FCC Instructors and Students Paint Mural for the Valley

Honoring+Workers+of+the+Valley%2C+a+mural+painted+by+FCC+instructors+and+students%2C+is+on+the+second+floor+of+The+Big+Fresno+Fair+museum.

Photo by: Jimmy Heng

“Honoring Workers of the Valley,” a mural painted by FCC instructors and students, is on the second floor of The Big Fresno Fair museum.

Story By: Jimmy Heng, Reporter

A mural by a Fresno City College art instructor and his students is on display at the Fresno County Historical Museum.
Kevin Stewart-Magee was chosen by Union Park and Workers Memorial Foundation to create a mural to commemorate the hard workers of the valley.
The 144-square-foot mural, “Honoring the Workers of the Valley”, is located on the second floor of the Fresno County Historical Museum.
Stewart-Magee, who has been working at FCC for two years, said this mural was crafted by the students who took his Art-25 class offered in Spring 2017 semester. He said he had been looking for a way his students to utilize their talent and be rewarded for it.
He attended a meeting at the Big Fresno Fair where several murals were being discussed. Union Park chose Stewart-Magee after they examined his portfolio, and he brought along six talented students — Tommy Duch, Mercedes James, Nicolo Morelos, Tanner Jensen, Joie Siakovich-Inshaw and Martin Townsend and another instructor, Caleb Henderson, to help with the work.

Stewart-Magee said he created many murals and gives his student credit for this work.

“The students solved all the problems, came up with all the best parts of it,” Stewart-Magee said. “A really remarkable team of students.”

Stewart-Magee said the artists had approximately three weeks to complete research and sell the design ides to the client and then six weeks of painting. He added it was a speedy process to complete such a detailed work of art.

He says he hopes to do other projects with Union Park in the future.

In order to complete the mural as quickly as they had to, the students spent several painstaking hours working on it.

Art student, Tommy Duch, worked on most of the figures. Duch said he stopped keeping track of the time they spent on the project, and estimates that the team spent more than 65 hours painting.

“Our whole deal was people, Painting people, drawing people, making sure that we had everyone included in the mural,” Duch said. “All the traits associated with the unions of the valley.”
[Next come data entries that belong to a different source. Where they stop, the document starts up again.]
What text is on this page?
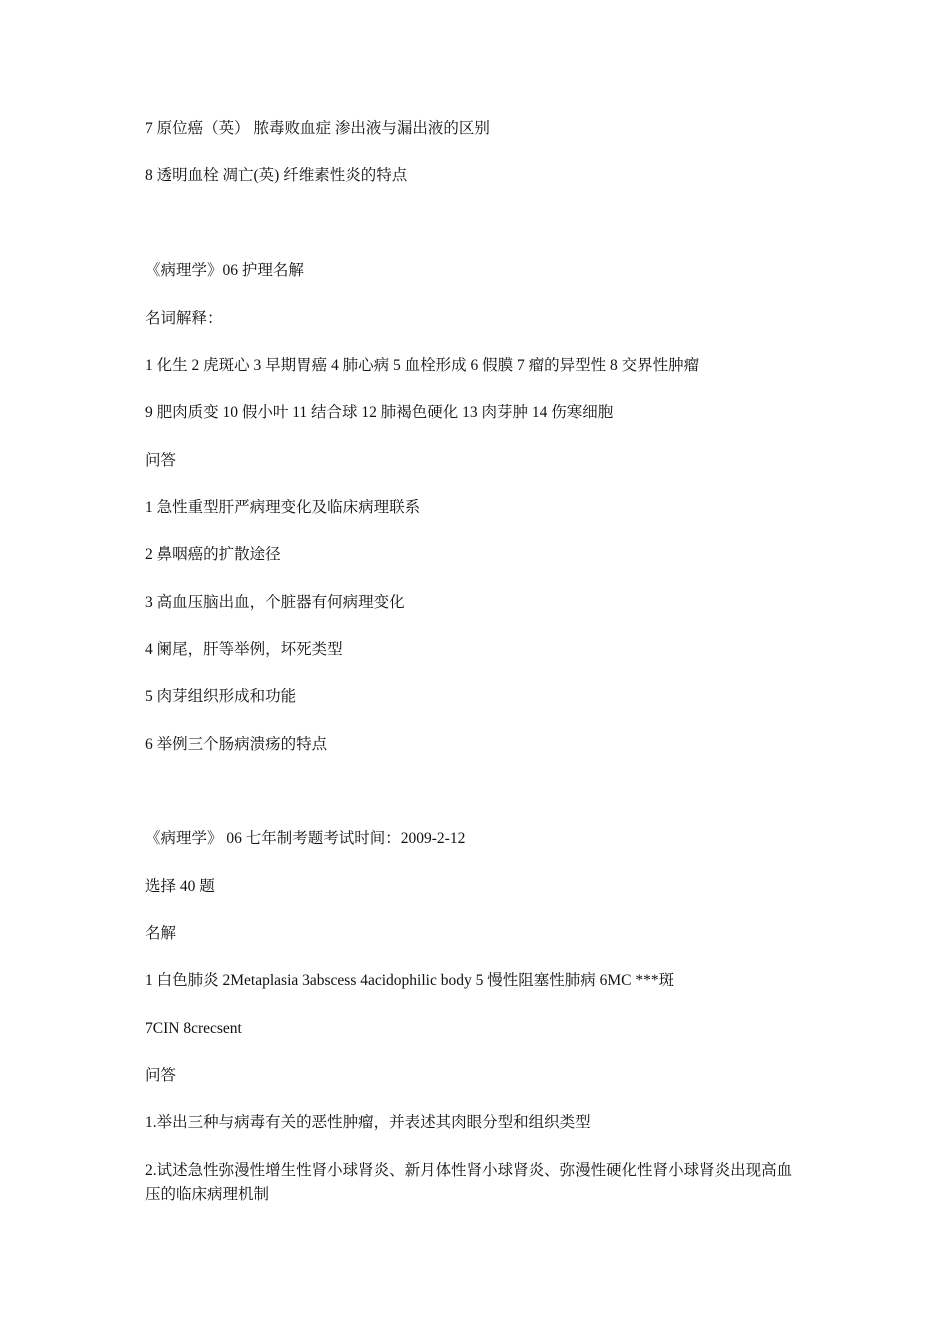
7 原位癌（英） 脓毒败血症 渗出液与漏出液的区别
8 透明血栓 凋亡(英) 纤维素性炎的特点
《病理学》06 护理名解
名词解释：
1 化生 2 虎斑心 3 早期胃癌 4 肺心病 5 血栓形成 6 假膜 7 瘤的异型性 8 交界性肿瘤
9 肥肉质变 10 假小叶 11 结合球 12 肺褐色硬化 13 肉芽肿 14 伤寒细胞
问答
1 急性重型肝严病理变化及临床病理联系
2 鼻咽癌的扩散途径
3 高血压脑出血，个脏器有何病理变化
4 阑尾，肝等举例，坏死类型
5 肉芽组织形成和功能
6 举例三个肠病溃疡的特点
《病理学》 06 七年制考题考试时间：2009-2-12
选择 40 题
名解
1 白色肺炎 2Metaplasia 3abscess 4acidophilic body 5 慢性阻塞性肺病 6MC ***斑
7CIN 8crecsent
问答
1.举出三种与病毒有关的恶性肿瘤，并表述其肉眼分型和组织类型
2.试述急性弥漫性增生性肾小球肾炎、新月体性肾小球肾炎、弥漫性硬化性肾小球肾炎出现高血压的临床病理机制
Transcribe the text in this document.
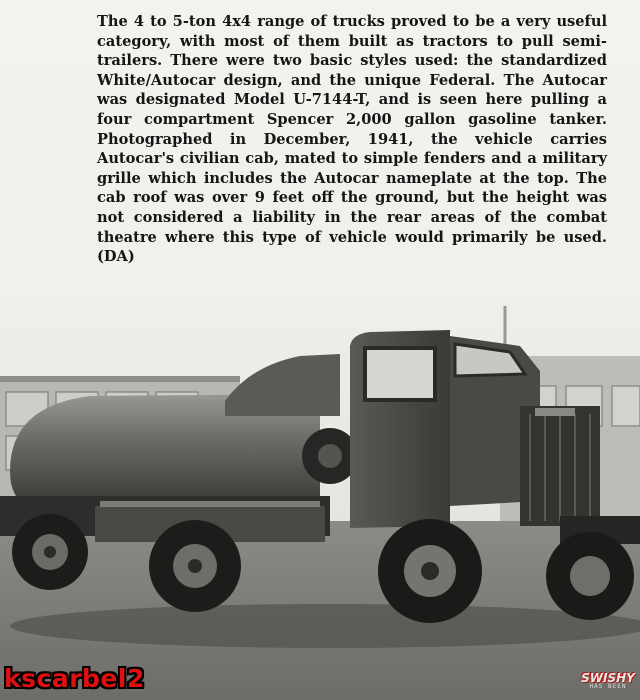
The 4 to 5-ton 4x4 range of trucks proved to be a very useful category, with most of them built as tractors to pull semi-trailers. There were two basic styles used: the standardized White/Autocar design, and the unique Federal. The Autocar was designated Model U-7144-T, and is seen here pulling a four compartment Spencer 2,000 gallon gasoline tanker. Photographed in December, 1941, the vehicle carries Autocar's civilian cab, mated to simple fenders and a military grille which includes the Autocar nameplate at the top. The cab roof was over 9 feet off the ground, but the height was not considered a liability in the rear areas of the combat theatre where this type of vehicle would primarily be used. (DA)

kscarbel2	SWISHY
HAS BEEN
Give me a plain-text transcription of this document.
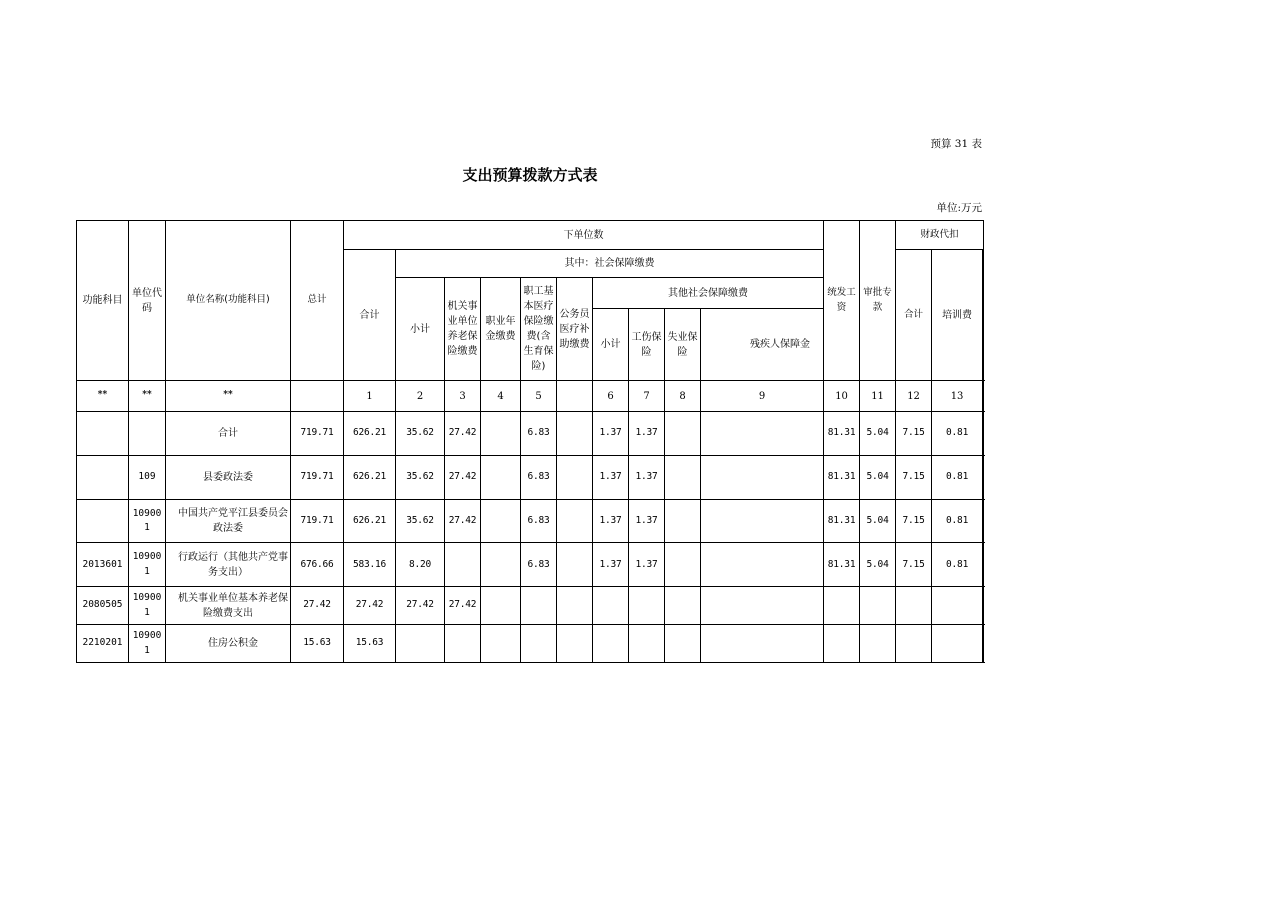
预算 31 表
支出预算拨款方式表
单位:万元
功能科目	单位代码	单位名称(功能科目)	总计	下单位数										统发工资	审批专款	财政代扣		
				合计	其中：社会保障缴费											合计	培训费		
					小计	机关事业单位养老保险缴费	职业年金缴费	职工基本医疗保险缴费(含生育保险)	公务员医疗补助缴费	其他社会保障缴费								
										小计	工伤保险	失业保险	残疾人保障金					

**	**	**		1	2	3	4	5		6	7	8	9	10	11	12	13		
		合计	719.71	626.21	35.62	27.42		6.83		1.37	1.37			81.31	5.04	7.15	0.81		
	109	县委政法委	719.71	626.21	35.62	27.42		6.83		1.37	1.37			81.31	5.04	7.15	0.81		
	109001	中国共产党平江县委员会政法委	719.71	626.21	35.62	27.42		6.83		1.37	1.37			81.31	5.04	7.15	0.81		
2013601	109001	行政运行（其他共产党事务支出）	676.66	583.16	8.20			6.83		1.37	1.37			81.31	5.04	7.15	0.81		
2080505	109001	机关事业单位基本养老保险缴费支出	27.42	27.42	27.42	27.42													
2210201	109001	住房公积金	15.63	15.63															
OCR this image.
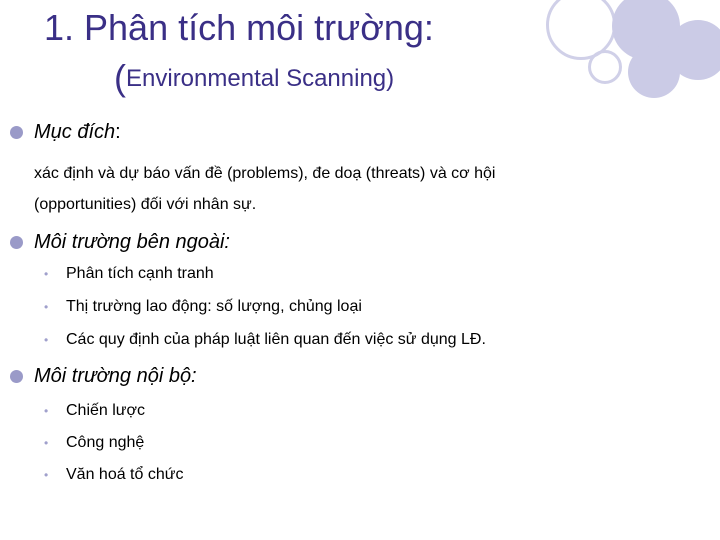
1. Phân tích môi trường:
(Environmental Scanning)
Mục đích:
xác định và dự báo vấn đề (problems), đe doạ (threats) và cơ hội
(opportunities) đối với nhân sự.
Môi trường bên ngoài:
• Phân tích cạnh tranh
• Thị trường lao động: số lượng, chủng loại
• Các quy định của pháp luật liên quan đến việc sử dụng LĐ.
Môi trường nội bộ:
• Chiến lược
• Công nghệ
• Văn hoá tổ chức
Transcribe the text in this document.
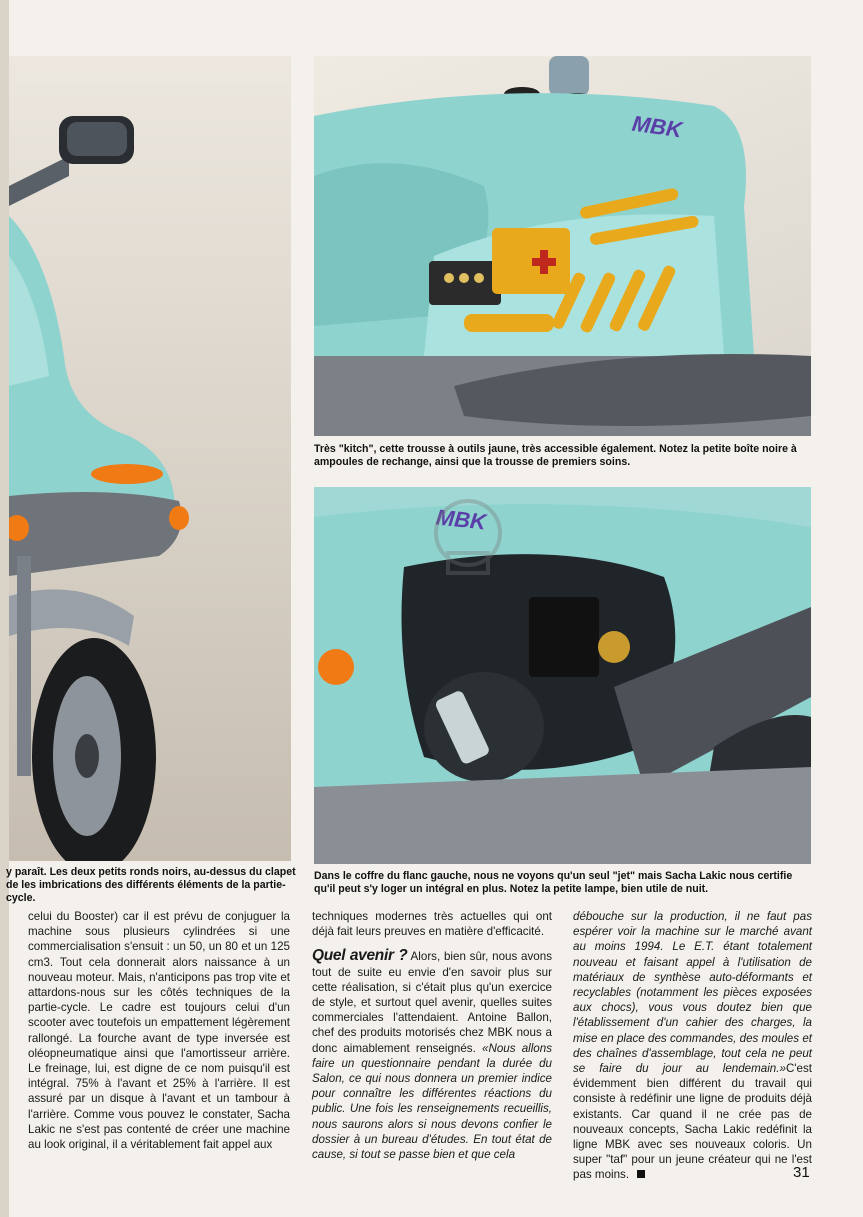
y paraît. Les deux petits ronds noirs, au-dessus du clapet de les imbrications des différents éléments de la partie-cycle.
MBK
Très "kitch", cette trousse à outils jaune, très accessible également. Notez la petite boîte noire à ampoules de rechange, ainsi que la trousse de premiers soins.
MBK
Dans le coffre du flanc gauche, nous ne voyons qu'un seul "jet" mais Sacha Lakic nous certifie qu'il peut s'y loger un intégral en plus. Notez la petite lampe, bien utile de nuit.

celui du Booster) car il est prévu de conjuguer la machine sous plusieurs cylindrées si une commercialisation s'ensuit : un 50, un 80 et un 125 cm3. Tout cela donnerait alors naissance à un nouveau moteur. Mais, n'anticipons pas trop vite et attardons-nous sur les côtés techniques de la partie-cycle. Le cadre est toujours celui d'un scooter avec toutefois un empattement légèrement rallongé. La fourche avant de type inversée est oléopneumatique ainsi que l'amortisseur arrière. Le freinage, lui, est digne de ce nom puisqu'il est intégral. 75% à l'avant et 25% à l'arrière. Il est assuré par un disque à l'avant et un tambour à l'arrière. Comme vous pouvez le constater, Sacha Lakic ne s'est pas contenté de créer une machine au look original, il a véritablement fait appel aux

techniques modernes très actuelles qui ont déjà fait leurs preuves en matière d'efficacité.

Quel avenir ? Alors, bien sûr, nous avons tout de suite eu envie d'en savoir plus sur cette réalisation, si c'était plus qu'un exercice de style, et surtout quel avenir, quelles suites commerciales l'attendaient. Antoine Ballon, chef des produits motorisés chez MBK nous a donc aimablement renseignés. «Nous allons faire un questionnaire pendant la durée du Salon, ce qui nous donnera un premier indice pour connaître les différentes réactions du public. Une fois les renseignements recueillis, nous saurons alors si nous devons confier le dossier à un bureau d'études. En tout état de cause, si tout se passe bien et que cela

débouche sur la production, il ne faut pas espérer voir la machine sur le marché avant au moins 1994. Le E.T. étant totalement nouveau et faisant appel à l'utilisation de matériaux de synthèse auto-déformants et recyclables (notamment les pièces exposées aux chocs), vous vous doutez bien que l'établissement d'un cahier des charges, la mise en place des commandes, des moules et des chaînes d'assemblage, tout cela ne peut se faire du jour au lendemain.»C'est évidemment bien différent du travail qui consiste à redéfinir une ligne de produits déjà existants. Car quand il ne crée pas de nouveaux concepts, Sacha Lakic redéfinit la ligne MBK avec ses nouveaux coloris. Un super "taf" pour un jeune créateur qui ne l'est pas moins.	31
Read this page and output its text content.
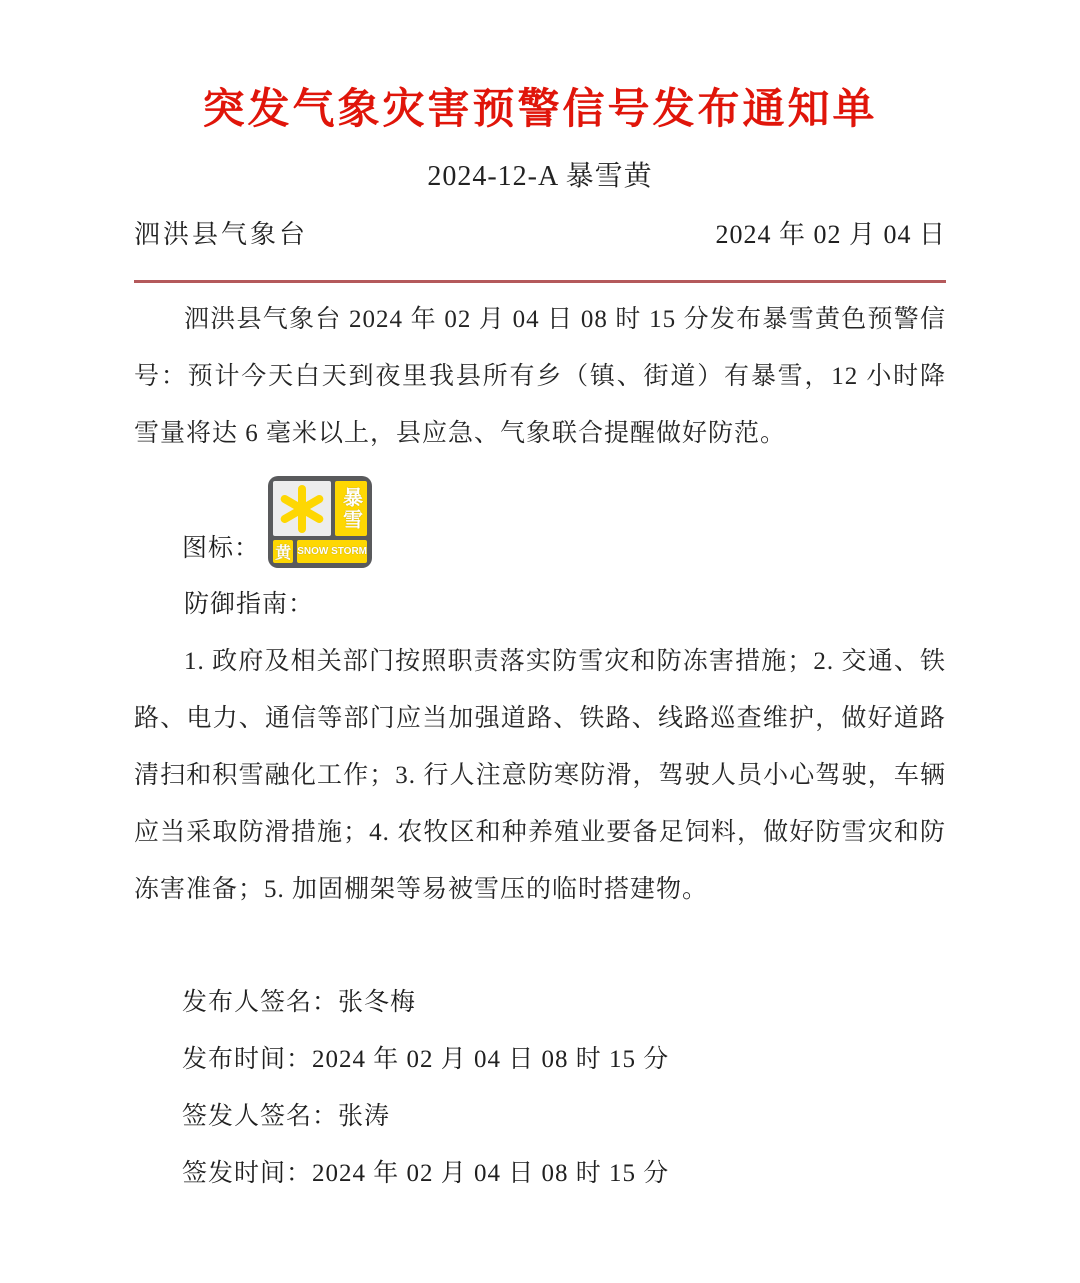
突发气象灾害预警信号发布通知单
2024-12-A 暴雪黄
泗洪县气象台	2024 年 02 月 04 日

泗洪县气象台 2024 年 02 月 04 日 08 时 15 分发布暴雪黄色预警信号：预计今天白天到夜里我县所有乡（镇、街道）有暴雪，12 小时降雪量将达 6 毫米以上，县应急、气象联合提醒做好防范。

图标：
暴雪
黄 SNOW STORM

防御指南：

1. 政府及相关部门按照职责落实防雪灾和防冻害措施；2. 交通、铁路、电力、通信等部门应当加强道路、铁路、线路巡查维护，做好道路清扫和积雪融化工作；3. 行人注意防寒防滑，驾驶人员小心驾驶，车辆应当采取防滑措施；4. 农牧区和种养殖业要备足饲料，做好防雪灾和防冻害准备；5. 加固棚架等易被雪压的临时搭建物。

发布人签名：张冬梅

发布时间：2024 年 02 月 04 日 08 时 15 分

签发人签名：张涛

签发时间：2024 年 02 月 04 日 08 时 15 分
Duch said that he has never worked on a project this big. He had worked on one of the murals located in the Art building alongside many of his colleagues.

Stewart-Magee’s mural classes have created nine new murals on the FCC campus. Duch says that a majority of the students who worked on them also participated in creating the mural that is on display at the fair.

Duch says that it takes a lot of persistence to find work in the arts.

“I jumped at the first chance that I got to work in this,” Duch said. “You have to find the opportunities and take them as much as you can.”

FFC art students have been fortunate in finding work opportunities for artists in the Fresno area.

“There are mural competitions in Fresno,” Stewart-Magee said. “There’s the arts commission which has several murals and the mural district which has tours.”